Zum Hauptinhalt springen

Verein Gedenkdienst vor dem Aus?

Von Jan Michael Marchart

Politik
Das Innere der Gedenkstätte Yad Vashem.
© ullstein bild - Israelimages

Die Finanzierungist ist ebenso unsicher wie die neuerliche Anerkennung durch das Ministerium.


Wien. Ausgerechnet im Gedenkjahr folgt für den Verein Gedenkdienst auf ein Problem das nächste. Die Finanzierung von Gedenkdiensten ist ungewiss, nun auch die Anerkennung des Vereins. Das Sozialministerium verlangt die Offenlegung aller 500 Mitglieder des Vereins, der wehrt sich mit einem Gutachten. Das sei rechtswidrig, sagt die stellvertretende Vorsitzende des Vereins, Jutta Fuchshuber, und beruft sich auf den Datenschutz.

Bereits im vergangenen Jahr wollte zum ersten Mal ein Sachbearbeiter des Ministeriums Einblick in die Daten aller Mitglieder haben, die im Verein stimmberechtigt sind. Damals ging es um die Geldmittel für den aktuellen Jahrgang, aber die Offenlegung wurde verweigert, letztlich erhielt der Verein die Geldmittel trotzdem.

Heuer muss sich der Verein vom Ministerium neu anerkennen lassen, um weiterhin Freiwillige entsenden zu dürfen.
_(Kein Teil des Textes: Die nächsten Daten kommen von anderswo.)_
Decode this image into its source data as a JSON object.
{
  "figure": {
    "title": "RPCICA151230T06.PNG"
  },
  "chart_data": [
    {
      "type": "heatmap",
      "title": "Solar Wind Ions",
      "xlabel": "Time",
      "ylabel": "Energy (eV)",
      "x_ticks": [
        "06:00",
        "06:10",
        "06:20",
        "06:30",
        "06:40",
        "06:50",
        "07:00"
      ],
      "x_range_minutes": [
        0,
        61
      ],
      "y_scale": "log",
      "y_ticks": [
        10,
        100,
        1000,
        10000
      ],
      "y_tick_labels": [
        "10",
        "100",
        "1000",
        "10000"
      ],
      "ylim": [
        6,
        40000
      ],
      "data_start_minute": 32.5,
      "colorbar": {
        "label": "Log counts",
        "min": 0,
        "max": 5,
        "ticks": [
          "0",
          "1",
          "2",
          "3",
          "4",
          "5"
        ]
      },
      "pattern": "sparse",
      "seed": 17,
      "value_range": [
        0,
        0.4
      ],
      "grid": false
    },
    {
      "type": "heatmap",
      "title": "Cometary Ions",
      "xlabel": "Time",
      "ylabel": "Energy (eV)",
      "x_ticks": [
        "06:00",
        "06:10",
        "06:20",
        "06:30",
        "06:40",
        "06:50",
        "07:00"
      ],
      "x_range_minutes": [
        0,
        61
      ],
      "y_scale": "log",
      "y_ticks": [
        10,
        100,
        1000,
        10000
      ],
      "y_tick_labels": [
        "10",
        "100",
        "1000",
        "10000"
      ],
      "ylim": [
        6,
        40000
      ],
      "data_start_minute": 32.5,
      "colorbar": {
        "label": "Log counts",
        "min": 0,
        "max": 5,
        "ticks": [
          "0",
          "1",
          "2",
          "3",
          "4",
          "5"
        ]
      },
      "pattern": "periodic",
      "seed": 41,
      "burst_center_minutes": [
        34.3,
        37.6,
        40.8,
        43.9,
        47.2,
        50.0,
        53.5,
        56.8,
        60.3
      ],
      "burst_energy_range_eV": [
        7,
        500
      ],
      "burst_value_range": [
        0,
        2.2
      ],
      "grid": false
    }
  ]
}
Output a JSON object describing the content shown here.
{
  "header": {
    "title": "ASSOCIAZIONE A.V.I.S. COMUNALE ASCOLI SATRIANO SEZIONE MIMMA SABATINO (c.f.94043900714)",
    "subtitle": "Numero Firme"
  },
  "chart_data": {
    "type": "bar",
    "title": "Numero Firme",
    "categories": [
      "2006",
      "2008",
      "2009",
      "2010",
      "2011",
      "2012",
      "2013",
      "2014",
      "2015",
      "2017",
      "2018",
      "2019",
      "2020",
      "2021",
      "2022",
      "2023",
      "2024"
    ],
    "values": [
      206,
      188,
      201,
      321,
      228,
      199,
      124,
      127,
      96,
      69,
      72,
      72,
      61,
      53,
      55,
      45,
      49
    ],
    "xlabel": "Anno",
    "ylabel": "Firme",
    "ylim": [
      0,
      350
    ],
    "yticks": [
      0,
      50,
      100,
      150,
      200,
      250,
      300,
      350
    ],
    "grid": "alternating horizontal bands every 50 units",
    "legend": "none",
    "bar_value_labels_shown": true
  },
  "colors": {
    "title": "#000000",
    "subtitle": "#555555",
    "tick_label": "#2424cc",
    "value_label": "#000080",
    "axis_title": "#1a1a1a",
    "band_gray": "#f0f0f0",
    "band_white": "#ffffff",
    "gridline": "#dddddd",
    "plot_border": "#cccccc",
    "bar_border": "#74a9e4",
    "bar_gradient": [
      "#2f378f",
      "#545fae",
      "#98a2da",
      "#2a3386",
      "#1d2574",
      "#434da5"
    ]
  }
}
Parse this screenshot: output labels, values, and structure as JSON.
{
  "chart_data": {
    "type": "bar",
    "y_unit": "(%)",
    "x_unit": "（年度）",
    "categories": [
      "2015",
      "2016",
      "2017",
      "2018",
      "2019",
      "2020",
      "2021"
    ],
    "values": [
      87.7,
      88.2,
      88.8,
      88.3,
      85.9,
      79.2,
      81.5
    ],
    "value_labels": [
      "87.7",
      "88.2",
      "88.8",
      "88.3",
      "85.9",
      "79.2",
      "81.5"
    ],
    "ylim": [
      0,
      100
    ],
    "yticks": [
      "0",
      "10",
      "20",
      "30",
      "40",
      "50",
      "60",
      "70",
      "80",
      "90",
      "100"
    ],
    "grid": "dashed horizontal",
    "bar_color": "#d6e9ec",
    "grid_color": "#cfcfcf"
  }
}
Erneut fordert ein Sachbearbeiter die Offenlegung der Daten. "Dem werden wir nicht folgen", so Fuchshuber.

Das Ministerium fordere die Offenlegung mit dem Argument, dass nur wirtschaftlich stabile Vereine vom Staat gefördert werden, "was schwer nachvollziehbar ist, weil wir das seit 26 Jahren machen", so Fuchshuber. Zudem sei unklar, warum das Ressort dafür Mitgliedernamen brauche, der Verein gebe schließlich Finanzpläne und Rechnungsabschlüsse ab.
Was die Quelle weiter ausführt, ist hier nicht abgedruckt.